Les migrantes enceintes peuvent souffrir de complications dues au stress chronique des raids ICE

Les mesures d’immigration américaines ont des conséquences néfastes sur les patients du Dr Daisy León-Martínez. L’OB-GYN de Californie s’occupe principalement des femmes enceintes s’identifiant à la Latina et de celles ayant une préférence pour la langue espagnole.

Dans les mois qui ont suivi le début de la campagne d’expulsion massive du président Donald Trump, certains des partenaires de ses patients ont été détenus par les agents de l’immigration ou expulsés du pays, a-t-elle déclaré. D’autres ont quitté leur emploi par crainte d’être identifiés. Certaines ont trop peur pour se rendre à des rendez-vous prénatals ou spécialisés essentiels.

« Ils ne se sentent plus en sécurité dans leur communauté », a déclaré León-Martínez. Groupe de nouvelles Rewire. «Cela amène les gens à avoir peur de quitter leur domicile, ce qui, en soi, constitue une situation très stressante.»

Le stress est mauvais pour la santé humaine, et c’est particulièrement vrai pendant la grossesse. Alors que les raids de l’administration Trump en matière d’immigration continuent de s’étendre pour inclure à la fois de nouvelles villes et des tactiques plus violentes, les prestataires médicaux et les experts en santé publique sont de plus en plus préoccupés par « l’altération » maternelle – la théorie de plus en plus soutenue selon laquelle le stress chronique dû à la discrimination entraîne un déclin de la santé.

En plus des récits de patientes qui retardent ou évitent les soins prénataux et d’accouchement essentiels, les experts craignent que les femmes enceintes qui se sentent ciblées par les actions de l’administration – y compris les immigrées en règle dont la race, l’emploi ou le quartier les exposent aux services de l’immigration et des douanes (ICE) – et que leurs fœtus en développement soient confrontés à davantage de complications avant, pendant et après la naissance.
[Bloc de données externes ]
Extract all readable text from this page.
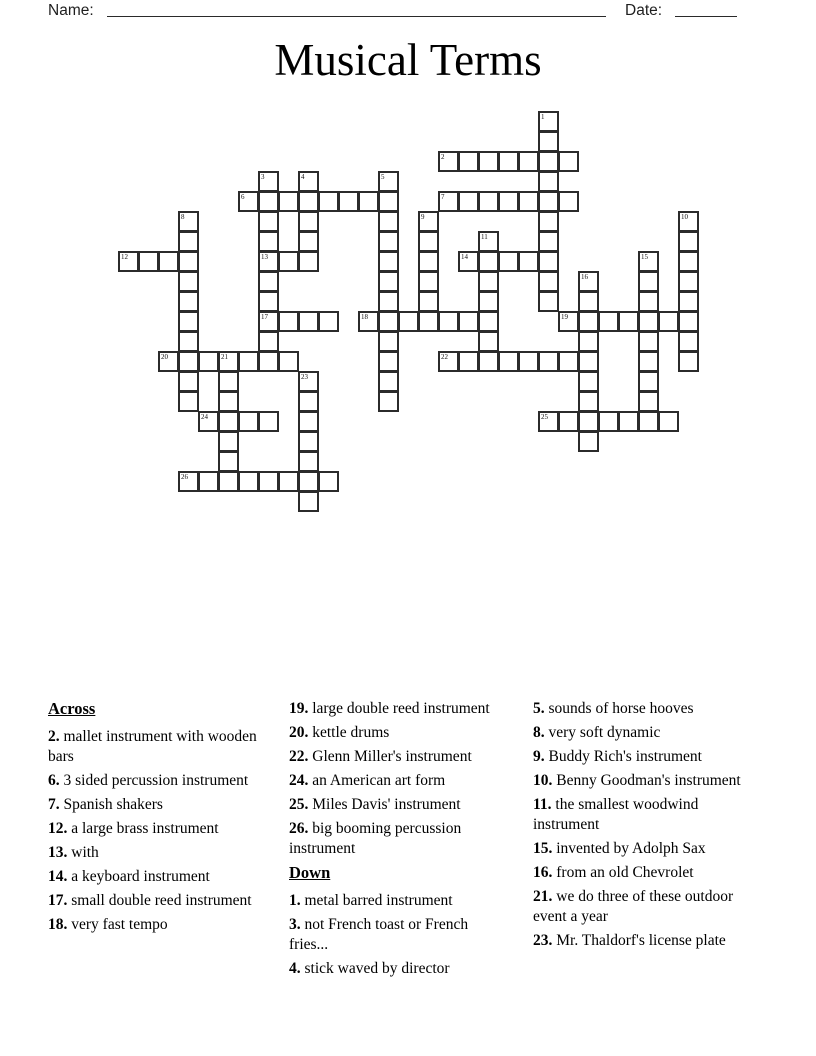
Name:	Date:
Musical Terms
1
2
3	4	5
6	7
8	9	10
11
12	13	14	15
16
17	18	19
20	21	22
23
24	25
26
Across
2. mallet instrument with wooden bars
6. 3 sided percussion instrument
7. Spanish shakers
12. a large brass instrument
13. with
14. a keyboard instrument
17. small double reed instrument
18. very fast tempo
19. large double reed instrument
20. kettle drums
22. Glenn Miller's instrument
24. an American art form
25. Miles Davis' instrument
26. big booming percussion instrument
Down
1. metal barred instrument
3. not French toast or French fries...
4. stick waved by director
5. sounds of horse hooves
8. very soft dynamic
9. Buddy Rich's instrument
10. Benny Goodman's instrument
11. the smallest woodwind instrument
15. invented by Adolph Sax
16. from an old Chevrolet
21. we do three of these outdoor event a year
23. Mr. Thaldorf's license plate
León-Martínez, spécialisée dans les soins à haut risque, a déclaré que certaines de ses patientes sans antécédents d’anxiété ou de dépression lors de grossesses antérieures présentent désormais des « symptômes graves », comme des troubles du sommeil, des palpitations cardiaques, des douleurs thoraciques et une dépression, qui rendent presque impossible de prendre soin d’elles-mêmes et de leurs enfants. Elle a ajouté que certains patients « nécessitent des soins importants », y compris une hospitalisation.
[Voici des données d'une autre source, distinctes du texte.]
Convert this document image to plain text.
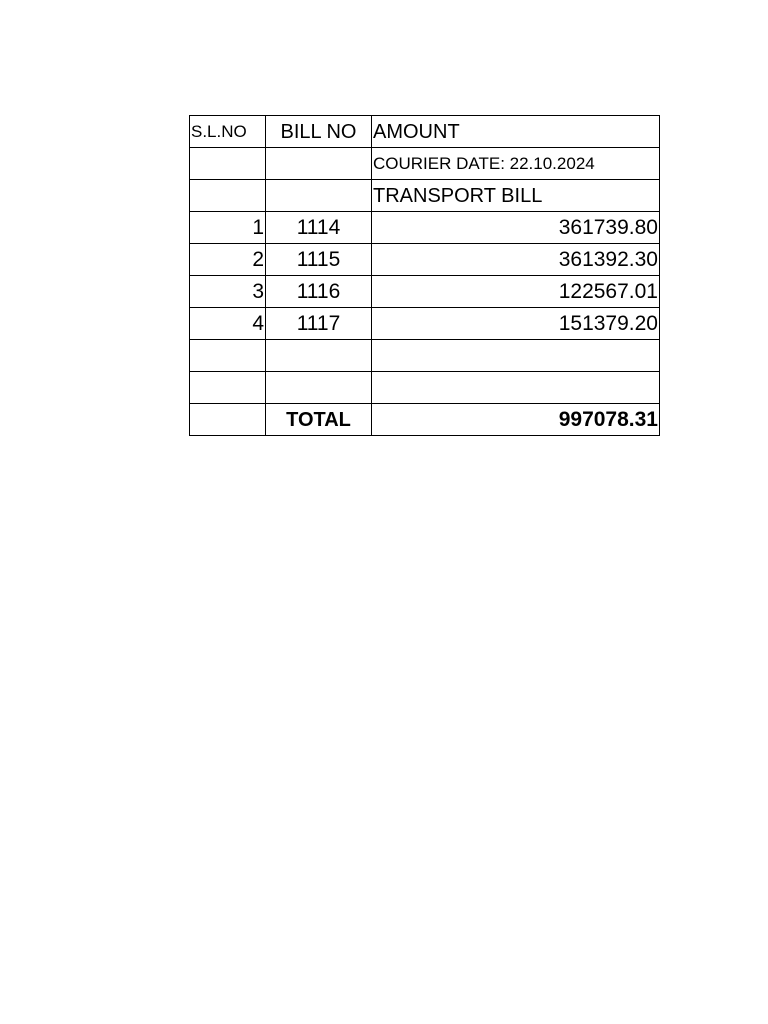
S.L.NO	BILL NO	AMOUNT
		COURIER DATE: 22.10.2024
		TRANSPORT BILL
1	1114	361739.80
2	1115	361392.30
3	1116	122567.01
4	1117	151379.20

	TOTAL	997078.31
« Cela me dit que ces politiques ont des effets très profonds sur nos patients », a-t-elle déclaré.

Comment le stress chronique affecte la grossesse et les nouveau-nés

Le concept d’altération maternelle remonte au début des années 1990, lorsque la chercheuse en santé publique Arline Geronimus a émis l’hypothèse que le stress d’être exposé au racisme, à la discrimination et aux inégalités systémiques au fil du temps pourrait expliquer pourquoi les chercheurs constataient de meilleurs résultats à l’accouchement chez les jeunes femmes noires par rapport à celles qui étaient plus âgées.

Depuis lors, des décennies de recherche ont établi un lien entre le stress et de mauvais résultats en matière de santé maternelle.
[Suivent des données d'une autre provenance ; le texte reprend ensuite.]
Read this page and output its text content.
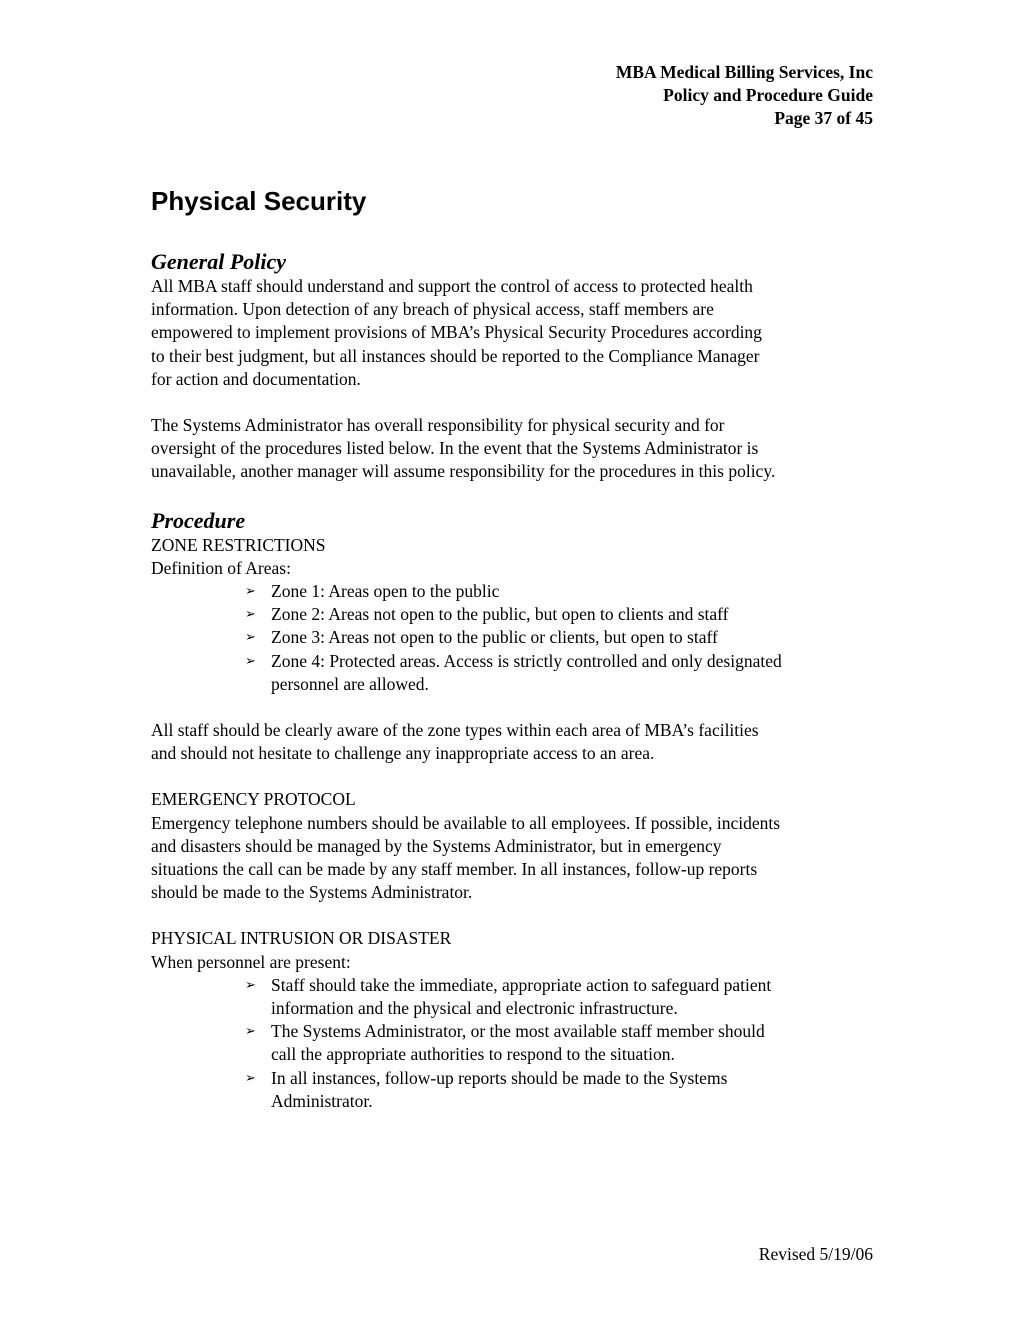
MBA Medical Billing Services, Inc
Policy and Procedure Guide
Page 37 of 45
Physical Security
General Policy

All MBA staff should understand and support the control of access to protected health

information. Upon detection of any breach of physical access, staff members are

empowered to implement provisions of MBA’s Physical Security Procedures according

to their best judgment, but all instances should be reported to the Compliance Manager

for action and documentation.

The Systems Administrator has overall responsibility for physical security and for

oversight of the procedures listed below. In the event that the Systems Administrator is

unavailable, another manager will assume responsibility for the procedures in this policy.

Procedure
ZONE RESTRICTIONS
Definition of Areas:
➢ Zone 1: Areas open to the public
➢ Zone 2: Areas not open to the public, but open to clients and staff
➢ Zone 3: Areas not open to the public or clients, but open to staff
➢ Zone 4: Protected areas. Access is strictly controlled and only designated
personnel are allowed.

All staff should be clearly aware of the zone types within each area of MBA’s facilities

and should not hesitate to challenge any inappropriate access to an area.

EMERGENCY PROTOCOL

Emergency telephone numbers should be available to all employees. If possible, incidents

and disasters should be managed by the Systems Administrator, but in emergency

situations the call can be made by any staff member. In all instances, follow-up reports

should be made to the Systems Administrator.

PHYSICAL INTRUSION OR DISASTER
When personnel are present:
➢ Staff should take the immediate, appropriate action to safeguard patient
information and the physical and electronic infrastructure.
➢ The Systems Administrator, or the most available staff member should
call the appropriate authorities to respond to the situation.
➢ In all instances, follow-up reports should be made to the Systems
Administrator.
Revised 5/19/06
Les personnes qui subissent des niveaux de stress plus élevés pendant la grossesse courent un plus grand risque de développer des maladies telles que la prééclampsie, une complication de la grossesse caractérisée par une hypertension artérielle, et un accouchement prématuré, où une personne enceinte accouche avant 37 semaines de grossesse, a déclaré León-Martínez. La recherche a également établi un lien entre le stress pendant la grossesse et le faible poids à la naissance des nourrissons.

Ces conséquences peuvent être graves tant pour les nourrissons que pour leurs parents, selon les experts.

« Les personnes qui développent une prééclampsie pendant la grossesse courent un risque plus élevé au cours de leur vie d’accident vasculaire cérébral, d’insuffisance cardiaque et de décès prématuré dû à une maladie cardiovasculaire », a expliqué León-Martínez. Dans ce cas, les prestataires peuvent recommander à une personne enceinte d’accoucher avant la date prévue pour la protéger, a-t-elle déclaré.

Pour les nouveau-nés, une naissance prématurée est un prédicteur de maladies chroniques plus tard dans la vie, a déclaré Goleen Samari, professeure agrégée de sciences de la population et de la santé publique à l’Université de Californie du Sud.

« Donc, si nous pouvons prévenir les problèmes lors de l’accouchement et les problèmes liés à la santé maternelle, nous pouvons en fin de compte aider la prochaine génération à avoir globalement moins de charge de morbidité », a ajouté Samari.

Comment la politique d’immigration « altère » les personnes enceintes

Le racisme et la discrimination peuvent provoquer un stress chronique, qui peut « s’accumuler avec le temps et entraîner une détérioration ou une détérioration de la santé de la personne affectée », a expliqué Samari. « L’altération maternelle fait référence à ce processus – qui conduit à un vieillissement accéléré, ainsi qu’à de mauvais résultats en matière de santé pendant la grossesse et l’accouchement. »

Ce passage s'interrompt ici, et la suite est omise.